Nel settembre dell’anno scorso la guerra civile è terminata, ma gli eserciti continuano i reclutamenti di minori.
Nel settembre dell’anno scorso la guerra civile è terminata, ma gli eserciti continuano i reclutamenti di minori.
In Sud Sudan, nel settembre del 2018 è stata sottoscritto un accordo di pace dopo il conflitto tra il presidente Salva Kiir, dell’etnia denka, e l’ex-vicepresidente Riek Machar, etnia nuer, che durava da cinque anni. Ma la guerra civile ha ancora conseguenze drammatiche: sia nelle file dell’esercito regolare che in quelle dei ribelli, continuano a essere arruolati con la forza migliaia di bambini soldato, ovviamente contro qualsiasi diritto umano fondamentale. Entrambi gli schieramenti, comunque, negano ogni coinvolgimento in questi reclutamenti forzati. Ma nel Paese i bambini soldato sono, secondo l’Unicef, 19.000.

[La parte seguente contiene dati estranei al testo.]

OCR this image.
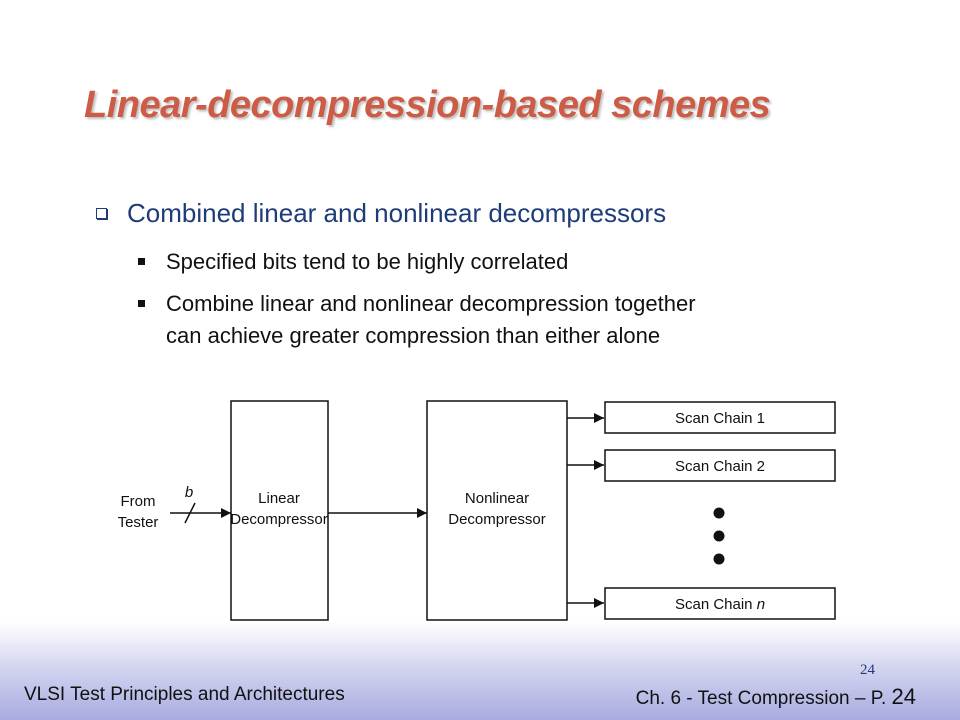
Linear-decompression-based schemes
Combined linear and nonlinear decompressors
Specified bits tend to be highly correlated
Combine linear and nonlinear decompression together
can achieve greater compression than either alone
From
Tester
b	Linear
Decompressor
Nonlinear
Decompressor
Scan Chain 1
Scan Chain 2
Scan Chain n
24
VLSI Test Principles and Architectures	Ch. 6 - Test Compression – P. 24
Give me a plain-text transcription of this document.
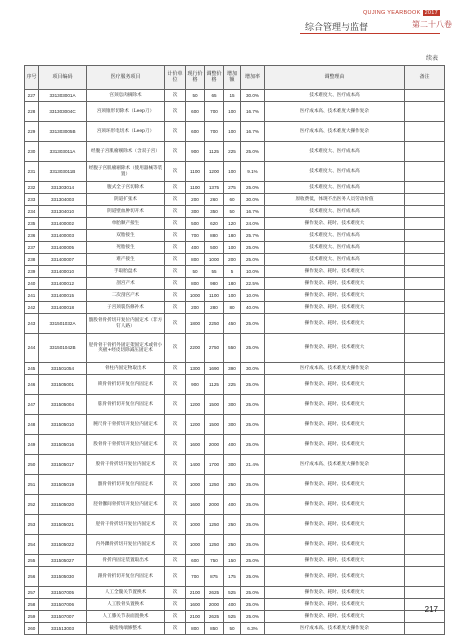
QUJING YEARBOOK 2017
综合管理与监督	第二十八卷
续表
序号	项目编码	医疗服务项目	计价单位	现行价格	调整价格	增加额	增加率	调整理由	备注
227	331303001A	宫颈息肉摘除术	次	50	65	15	30.0%	技术难度大、医疗成本高	
228	331303004C	宫颈锥形切除术（Leep刀）	次	600	700	100	16.7%	医疗成本高、技术难度大操作复杂	
229	331303005B	宫颈环形电切术（Leep刀）	次	600	700	100	16.7%	医疗成本高、技术难度大操作复杂	
230	331303011A	经腹子宫肌瘤剔除术（含双子宫）	次	900	1125	225	25.0%	技术难度大、医疗成本高	
231	331303011B	经腹子宫肌瘤剔除术（使用器械等装置）	次	1100	1200	100	9.1%	技术难度大、医疗成本高	
232	331303014	腹式全子宫切除术	次	1100	1375	275	25.0%	技术难度大、医疗成本高	
233	331304003	阴道扩张术	次	200	260	60	30.0%	原收费低，体现不出医务人员劳动价值	
234	331304010	阴道壁血肿切开术	次	300	350	50	16.7%	技术难度大、医疗成本高	
235	331400002	单胎顺产接生	次	500	620	120	24.0%	操作复杂、耗时、技术难度大	
236	331400003	双胎接生	次	700	880	180	25.7%	技术难度大、医疗成本高	
237	331400005	死胎接生	次	400	500	100	25.0%	技术难度大、医疗成本高	
238	331400007	难产接生	次	800	1000	200	25.0%	技术难度大、医疗成本高	
239	331400010	手取胎盘术	次	50	55	5	10.0%	操作复杂、耗时、技术难度大	
240	331400012	剖宫产术	次	800	980	180	22.5%	操作复杂、耗时、技术难度大	
241	331400015	二次剖宫产术	次	1000	1100	100	10.0%	操作复杂、耗时、技术难度大	
242	331400018	子宫颈裂伤修补术	次	200	280	80	40.0%	操作复杂、耗时、技术难度大	
243	331501032A	髌股骨骨折切开复位内固定术（非方钉人路）	次	1800	2250	450	25.0%	操作复杂、耗时、技术难度大	
244	331501042B	胫骨骨干骨折外固定架固定术或骨小夹板+经皮切除减压固定术	次	2200	2750	550	25.0%	操作复杂、耗时、技术难度大	
245	331501054	骨柱内固定物取出术	次	1300	1690	390	30.0%	医疗成本高、技术难度大操作复杂	
246	331505001	锁骨骨折切开复位内固定术	次	900	1125	225	25.0%	操作复杂、耗时、技术难度大	
247	331505004	肱骨骨折切开复位内固定术	次	1200	1500	300	25.0%	操作复杂、耗时、技术难度大	
248	331505010	腕尺骨干骨折切开复位内固定术	次	1200	1500	300	25.0%	操作复杂、耗时、技术难度大	
249	331505016	股骨骨干骨折切开复位内固定术	次	1600	2000	400	25.0%	操作复杂、耗时、技术难度大	
250	331505017	股骨干骨折切开复位内固定术	次	1400	1700	300	21.4%	医疗成本高、技术难度大操作复杂	
251	331505019	髌骨骨折切开复位内固定术	次	1000	1250	250	25.0%	操作复杂、耗时、技术难度大	
252	331505020	胫骨髁间骨折切开复位内固定术	次	1600	2000	400	25.0%	操作复杂、耗时、技术难度大	
253	331505021	胫骨干骨折切开复位内固定术	次	1000	1250	250	25.0%	操作复杂、耗时、技术难度大	
254	331505022	内外踝骨折切开复位内固定术	次	1000	1250	250	25.0%	操作复杂、耗时、技术难度大	
255	331505027	骨折内固定装置取出术	次	600	750	150	25.0%	操作复杂、耗时、技术难度大	
256	331505030	跟骨骨折切开复位内固定术	次	700	875	175	25.0%	操作复杂、耗时、技术难度大	
257	331507005	人工全髋关节置换术	次	2100	2625	525	25.0%	操作复杂、耗时、技术难度大	
258	331507006	人工股骨头置换术	次	1600	2000	400	25.0%	操作复杂、耗时、技术难度大	
259	331507007	人工膝关节表面置换术	次	2100	2625	525	25.0%	操作复杂、耗时、技术难度大	
260	331513003	截指残端修整术	次	800	850	50	6.3%	医疗成本高、技术难度大操作复杂	
217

Per questa situazione, tre ragazzi di un villaggio nello stato di Warrap – Nelson di 17 anni, Chock di 14 e Deng di 12 – sono scappati dai reclutatori del governo, trovando protezione a Wau, nello stato Bahr al-Ghazal Occidentale. Come riportato da Nigrizia, Nelson, nascosto da mesi in un centro scolastico nella periferia della cittadina, ha raccontato:
“I soldati hanno detto a mio padre che se non mi avesse consegnato, gli avrebbero portato via sette mucche. Mi sono rifiutato, così ha lui chiamato i soldati che mi hanno bloccato mentre ero in chiesa. Mi hanno picchiato a sangue e mi hanno messo in una cella ma sono riuscito a fuggire, arrivando qui a Wau. […] Non gli porto rancore, anche se è stato lui a mettermi in questa situazione. E non posso tornare a casa, perché i soldati mi prenderebbero di nuovo.”
I cugini Deng e Chock, che sono in salvo nello stesso centro, hanno riportato una storia simile.
“Un giorno, mentre giocavamo, abbiamo sentito i nostri genitori parlare con i soldati. Abbiamo capito che l’indomani i militari sarebbero ritornati per prenderci. Non ci abbiamo pensato due volte, ci siamo allontanati da casa, abbiamo dormito nella selva e al mattino ci siamo diretti verso Wau. Avevamo già visto altre volte dei nostri coetanei gettarsi dai furgoni militari in corsa perché non volevano essere reclutati. Alcune madri tentavano di opporsi, ma erano picchiate dai mariti.”
Il problema ulteriore è che se i figli scappano, i genitori ci rimettono perché i soldati si vendicano. Inoltre, casi come questi, non essendo ufficiali, sono difficili da trattare a livello politico da parte delle organizzazioni non governative.